Assis adossé au local technique, sur le toit désert de l'immeuble, Gohan fixait le ciel de l'été déclinant. Le soleil ne se décidait pas à disparaître, et la lumière jouait encore sur les quelques nuages chétifs et colorés. Ce ciel lui en rappelait d'autres. Sans savoir pourquoi, il s'était souvenu subitement qu'il avait joué, il y a très longtemps, avec son père, à se convaincre que les nuages prenaient la forme d'animaux ou d'objets. Il était enfant alors.

Pourtant, là tout de suite, même en les scrutant attentivement, aucun nuage ne paraissait vouloir prendre une apparence familière.
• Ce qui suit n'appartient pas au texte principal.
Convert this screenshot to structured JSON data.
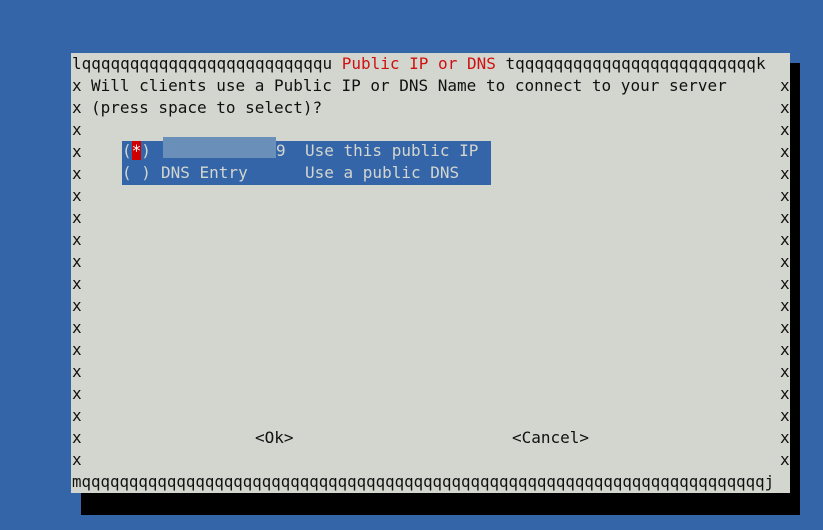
{
  "dialog": {
    "title": " Public IP or DNS ",
    "border_top_left": "lqqqqqqqqqqqqqqqqqqqqqqqqqu",
    "border_top_right": "tqqqqqqqqqqqqqqqqqqqqqqqqqk",
    "border_bottom": "mqqqqqqqqqqqqqqqqqqqqqqqqqqqqqqqqqqqqqqqqqqqqqqqqqqqqqqqqqqqqqqqqqqqqqqqqj",
    "border_side": "x",
    "prompt_line1": "Will clients use a Public IP or DNS Name to connect to your server",
    "prompt_line2": "(press space to select)?"
  },
  "options": [
    {
      "marker": "(",
      "mark": "*",
      "marker_end": ")",
      "value_suffix": "9",
      "description": "Use this public IP",
      "selected": true
    },
    {
      "marker": "(",
      "mark": " ",
      "marker_end": ")",
      "value": "DNS Entry",
      "description": "Use a public DNS",
      "selected": false
    }
  ],
  "buttons": {
    "ok": "<Ok>",
    "cancel": "<Cancel>"
  },
  "colors": {
    "background": "#3465a8",
    "dialog": "#d3d6ce",
    "title": "#d01010",
    "highlight": "#3465a8",
    "selected_mark": "#d00000"
  }
}
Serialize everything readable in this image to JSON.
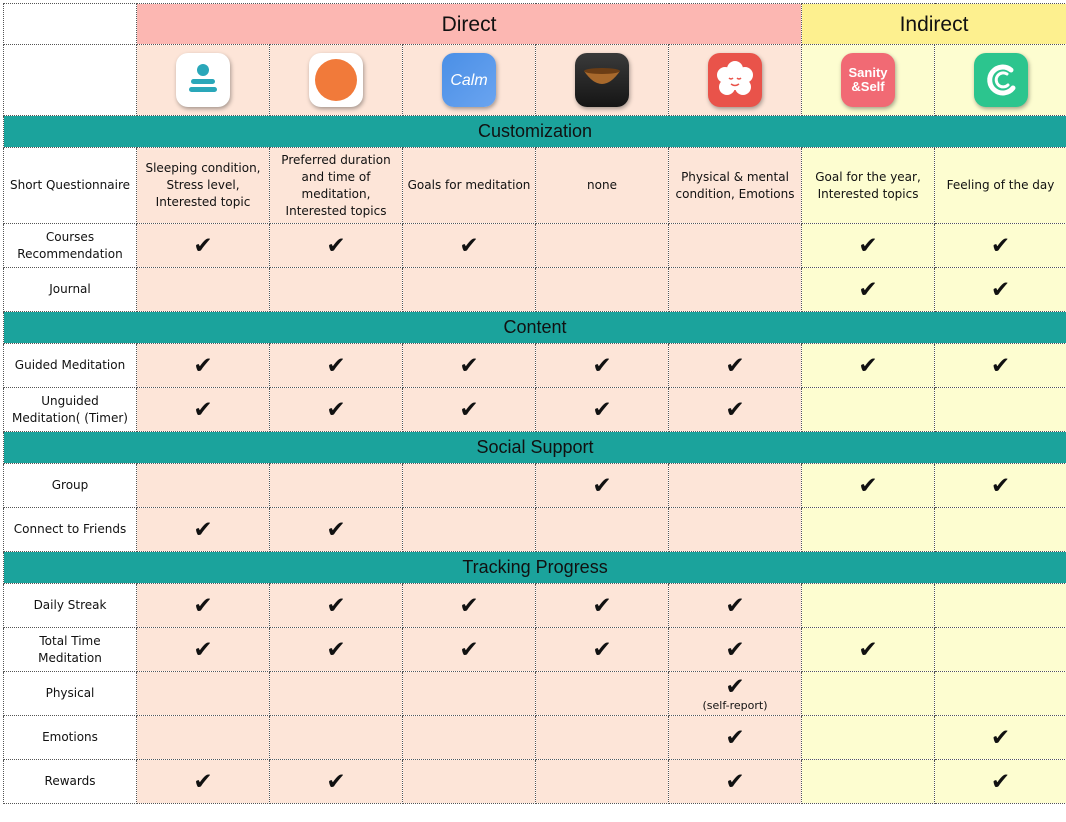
{
  "groups": {
    "direct": "Direct",
    "indirect": "Indirect"
  },
  "apps": [
    {
      "icon": "headspace-style-meditation-icon",
      "group": "direct",
      "color": "#ffffff"
    },
    {
      "icon": "orange-circle-app-icon",
      "group": "direct",
      "color": "#f17a3a"
    },
    {
      "icon": "calm-app-icon",
      "group": "direct",
      "label": "Calm",
      "color": "#3b7fe0"
    },
    {
      "icon": "singing-bowl-app-icon",
      "group": "direct",
      "color": "#2b2b2b"
    },
    {
      "icon": "smiling-mind-flower-icon",
      "group": "direct",
      "color": "#e9534a"
    },
    {
      "icon": "sanity-and-self-app-icon",
      "group": "indirect",
      "label_line1": "Sanity",
      "label_line2": "&Self",
      "color": "#f16a74"
    },
    {
      "icon": "green-swirl-app-icon",
      "group": "indirect",
      "color": "#2cc58e"
    }
  ],
  "sections": [
    {
      "title": "Customization",
      "rows": [
        {
          "label": "Short Questionnaire",
          "cells": [
            "Sleeping condition, Stress level, Interested topic",
            "Preferred duration and time of meditation, Interested topics",
            "Goals for meditation",
            "none",
            "Physical & mental condition, Emotions",
            "Goal for the year, Interested topics",
            "Feeling of the day"
          ]
        },
        {
          "label": "Courses Recommendation",
          "cells": [
            "✔",
            "✔",
            "✔",
            "",
            "",
            "✔",
            "✔"
          ]
        },
        {
          "label": "Journal",
          "cells": [
            "",
            "",
            "",
            "",
            "",
            "✔",
            "✔"
          ]
        }
      ]
    },
    {
      "title": "Content",
      "rows": [
        {
          "label": "Guided Meditation",
          "cells": [
            "✔",
            "✔",
            "✔",
            "✔",
            "✔",
            "✔",
            "✔"
          ]
        },
        {
          "label": "Unguided Meditation( (Timer)",
          "cells": [
            "✔",
            "✔",
            "✔",
            "✔",
            "✔",
            "",
            ""
          ]
        }
      ]
    },
    {
      "title": "Social Support",
      "rows": [
        {
          "label": "Group",
          "cells": [
            "",
            "",
            "",
            "✔",
            "",
            "✔",
            "✔"
          ]
        },
        {
          "label": "Connect to Friends",
          "cells": [
            "✔",
            "✔",
            "",
            "",
            "",
            "",
            ""
          ]
        }
      ]
    },
    {
      "title": "Tracking Progress",
      "rows": [
        {
          "label": "Daily Streak",
          "cells": [
            "✔",
            "✔",
            "✔",
            "✔",
            "✔",
            "",
            ""
          ]
        },
        {
          "label": "Total Time Meditation",
          "cells": [
            "✔",
            "✔",
            "✔",
            "✔",
            "✔",
            "✔",
            ""
          ]
        },
        {
          "label": "Physical",
          "cells": [
            "",
            "",
            "",
            "",
            "✔",
            "",
            ""
          ],
          "notes": [
            "",
            "",
            "",
            "",
            "(self-report)",
            "",
            ""
          ]
        },
        {
          "label": "Emotions",
          "cells": [
            "",
            "",
            "",
            "",
            "✔",
            "",
            "✔"
          ]
        },
        {
          "label": "Rewards",
          "cells": [
            "✔",
            "✔",
            "",
            "",
            "✔",
            "",
            "✔"
          ]
        }
      ]
    }
  ]
}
Ces nuages au-dessus de lui s'obstinaient à n'être que de stupides nuages sans utilité, même pas capables de pleuvoir pour étouffer la chaleur cuisante. De toute façon, Gohan n'était plus un enfant, il venait d'avoir dix-sept ans, et son père avait disparu depuis bien longtemps.

Il soupira et consulta sa montre avec lassitude. Il avait encore plus d'une demi-heure devant lui. Il ouvrit son sac et en détailla le contenu. Il y avait un gros livre de littérature, qu'il était censé avoir assimilé pour la rentrée scolaire, d'ici une semaine. Il avait cette matière en horreur. Tous ces mots délicats et compliqués, assemblés pour décrire des choses simples et sans intérêt. Il ne comprenait pas vraiment la raison d'être de tout ça. Il se résigna à sortir l'ouvrage, dont le poids lui parut immédiatement excessif et décourageant.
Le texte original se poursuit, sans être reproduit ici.